Trump Just Winging It Bigly Now. Wonkagenda For Tues., April 11, 2017
Steve Bannon does.
Morning Wonketariat! Here's some of the things we may be talking about today.
- Since the end of January, Donald Trump has authorized the deaths of 477 civilians in Iraq and Syria, but the Pentagon is calling it all a big misunderstanding.
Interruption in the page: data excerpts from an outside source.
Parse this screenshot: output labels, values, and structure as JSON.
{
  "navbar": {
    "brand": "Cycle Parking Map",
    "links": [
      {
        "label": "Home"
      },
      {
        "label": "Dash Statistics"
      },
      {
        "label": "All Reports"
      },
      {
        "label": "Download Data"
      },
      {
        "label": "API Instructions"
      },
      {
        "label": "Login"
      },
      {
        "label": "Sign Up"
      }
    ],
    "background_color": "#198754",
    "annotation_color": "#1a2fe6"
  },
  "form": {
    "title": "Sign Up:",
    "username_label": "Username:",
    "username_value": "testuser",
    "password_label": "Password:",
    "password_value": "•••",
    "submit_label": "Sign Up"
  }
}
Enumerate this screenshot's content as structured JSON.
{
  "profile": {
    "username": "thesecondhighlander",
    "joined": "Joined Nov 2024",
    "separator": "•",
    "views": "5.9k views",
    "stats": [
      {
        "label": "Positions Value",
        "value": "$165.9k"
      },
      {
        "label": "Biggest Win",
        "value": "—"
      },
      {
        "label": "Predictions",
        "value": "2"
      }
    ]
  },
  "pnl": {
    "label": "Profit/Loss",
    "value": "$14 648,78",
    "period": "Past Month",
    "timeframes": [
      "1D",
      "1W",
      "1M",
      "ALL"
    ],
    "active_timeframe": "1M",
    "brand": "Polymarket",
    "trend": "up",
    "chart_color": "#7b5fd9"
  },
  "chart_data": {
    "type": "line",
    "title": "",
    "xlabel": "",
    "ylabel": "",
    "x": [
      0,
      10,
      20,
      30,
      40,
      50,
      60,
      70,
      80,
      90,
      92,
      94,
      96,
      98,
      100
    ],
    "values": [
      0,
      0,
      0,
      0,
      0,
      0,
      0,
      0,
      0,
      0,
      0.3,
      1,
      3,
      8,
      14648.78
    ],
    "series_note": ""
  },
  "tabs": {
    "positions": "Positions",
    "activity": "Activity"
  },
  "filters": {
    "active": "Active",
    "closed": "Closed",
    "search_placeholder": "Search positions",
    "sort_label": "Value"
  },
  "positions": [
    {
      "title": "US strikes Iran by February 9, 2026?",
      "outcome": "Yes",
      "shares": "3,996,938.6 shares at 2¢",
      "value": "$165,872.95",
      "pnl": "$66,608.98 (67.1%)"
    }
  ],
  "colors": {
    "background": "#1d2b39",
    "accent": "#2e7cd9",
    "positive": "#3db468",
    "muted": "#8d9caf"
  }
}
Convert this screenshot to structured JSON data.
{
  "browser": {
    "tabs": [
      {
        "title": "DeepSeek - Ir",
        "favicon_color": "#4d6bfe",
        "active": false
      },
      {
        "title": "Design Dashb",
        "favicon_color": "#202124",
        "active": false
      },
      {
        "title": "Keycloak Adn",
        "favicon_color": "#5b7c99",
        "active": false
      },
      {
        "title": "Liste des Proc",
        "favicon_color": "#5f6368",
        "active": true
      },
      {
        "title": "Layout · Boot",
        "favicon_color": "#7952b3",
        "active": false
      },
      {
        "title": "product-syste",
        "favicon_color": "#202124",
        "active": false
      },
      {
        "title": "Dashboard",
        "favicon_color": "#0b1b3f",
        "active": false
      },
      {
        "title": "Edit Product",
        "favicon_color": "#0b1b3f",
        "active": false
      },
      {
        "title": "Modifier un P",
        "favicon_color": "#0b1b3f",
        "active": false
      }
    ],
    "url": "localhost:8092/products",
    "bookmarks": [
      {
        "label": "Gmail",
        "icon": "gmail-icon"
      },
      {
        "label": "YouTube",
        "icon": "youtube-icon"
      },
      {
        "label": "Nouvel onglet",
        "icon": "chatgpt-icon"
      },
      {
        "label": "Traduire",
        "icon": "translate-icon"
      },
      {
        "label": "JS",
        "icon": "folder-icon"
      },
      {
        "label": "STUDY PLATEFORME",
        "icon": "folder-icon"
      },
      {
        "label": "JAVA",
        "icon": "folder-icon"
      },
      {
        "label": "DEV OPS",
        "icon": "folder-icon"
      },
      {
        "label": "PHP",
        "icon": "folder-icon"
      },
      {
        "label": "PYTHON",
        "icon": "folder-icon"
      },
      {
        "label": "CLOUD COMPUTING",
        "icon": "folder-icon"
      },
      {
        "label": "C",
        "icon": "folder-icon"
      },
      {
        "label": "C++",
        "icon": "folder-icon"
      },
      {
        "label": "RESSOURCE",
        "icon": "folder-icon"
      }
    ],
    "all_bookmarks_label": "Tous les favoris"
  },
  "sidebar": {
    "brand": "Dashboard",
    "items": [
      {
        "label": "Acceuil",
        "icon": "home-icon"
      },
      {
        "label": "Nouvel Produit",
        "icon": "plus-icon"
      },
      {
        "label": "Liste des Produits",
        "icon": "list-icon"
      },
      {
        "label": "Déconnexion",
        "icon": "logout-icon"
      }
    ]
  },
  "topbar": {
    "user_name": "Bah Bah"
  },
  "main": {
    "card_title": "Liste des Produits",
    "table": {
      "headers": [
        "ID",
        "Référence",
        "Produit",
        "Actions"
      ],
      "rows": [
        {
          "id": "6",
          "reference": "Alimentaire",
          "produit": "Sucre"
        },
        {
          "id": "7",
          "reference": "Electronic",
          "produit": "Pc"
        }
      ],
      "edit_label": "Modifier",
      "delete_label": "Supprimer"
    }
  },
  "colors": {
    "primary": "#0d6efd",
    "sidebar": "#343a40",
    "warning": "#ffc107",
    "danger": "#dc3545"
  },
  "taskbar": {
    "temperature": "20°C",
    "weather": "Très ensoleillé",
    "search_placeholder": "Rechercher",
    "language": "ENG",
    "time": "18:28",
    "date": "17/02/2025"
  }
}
Pretty sure that's not the way you "win" hearts and minds...
- A Russian hacker (who likes to spam a lot) has been arrested in Spain at the request of US officials, and the rumor mill says that he may have created a computer virus "linked to Trump's election win." The game is afoot! [Morning Maddow]
- Former Bush officials who You're Fired gay employees are back in Washington working with the Trump team, but no one is sure what kind of purge they're working on this time.
- The State Department is holding off ambassador nominations and training as people (AKA donors) lobby Trump for fancy pants positions in Western Europe and the Caribbean.
- Breitbart is denying its editors told staffers to stop writing mean stories about Jared Kushner because it might make President Bannon look bad in the eyes of their God Emperor.
- The A.T.F. has been using a secret private account to finance operations, like redneck race car tickets, a trip to Vegas, and donations to a high school volleyball team.
- Trump's taking over the GOP and installing his minions throughout the the RNC in order to wrestle control from Freedom crazies and center-right Republicans in 2018 and 2020.
- What's the matter with Kansas that Trump has to record robocalls for the special election of Kansas's 4th District congressional seat, and the NRCC has to burn almost $100,000? Ya'll nervous? (HEY! GO VOTE.)
- The Iowa Secretary of State released misleading facts that alleged voter fraud, and his staff is kind of pissed.
- Robert Bentley has resigned as Governor of Alabama and pleaded guilty to phone-sexing an aide and trying to hide campaign cash.
- A Texas voter ID law has been struck down after a federal judge felt that it was totally intended to keep all the non-WASPY people from voting.
- Texas is having trouble deciding what kind of boomstick will grace its flag. That's not a joke, it's seriously a thing that's happening in Texas right now!
- Here's a depressing infographic about how congress is becoming minority rule. But wait, what's this? There are congress creeps holding town halls this week?
- Donald Trump Jr. won't run for governor of New York and we can't imagine why the spawn of someone so loathed wouldn't consider a humiliating run at public office.
- North Korea is threatening to launch nuclear missiles (as usual) if a U.S. Navy strike group gets too close. Meanwhile, China has told North Korea to keep its coal shipments, the hermit kingdom's chief export, because North Korean stuff is full of dongs, and smells like human slavery.
- Where the hell was Donald Trump during the White House Passover seder? Was he hanging out with Steve Bannon? Jared and Ivanka? The ghost of Walt Disney?
- The annual White House Easter Egg Roll sounds uncharacteristically depressing, and not just because there's no word if Spicey will once again put on the Easter rodent outfit.
- The Daily Show's Hasan Minhaj will host this years WHCD, likely because he's the only person who said yes. (Seriously though, Minhaj is great, but Wonket is still waiting for our Sam Bee invite.)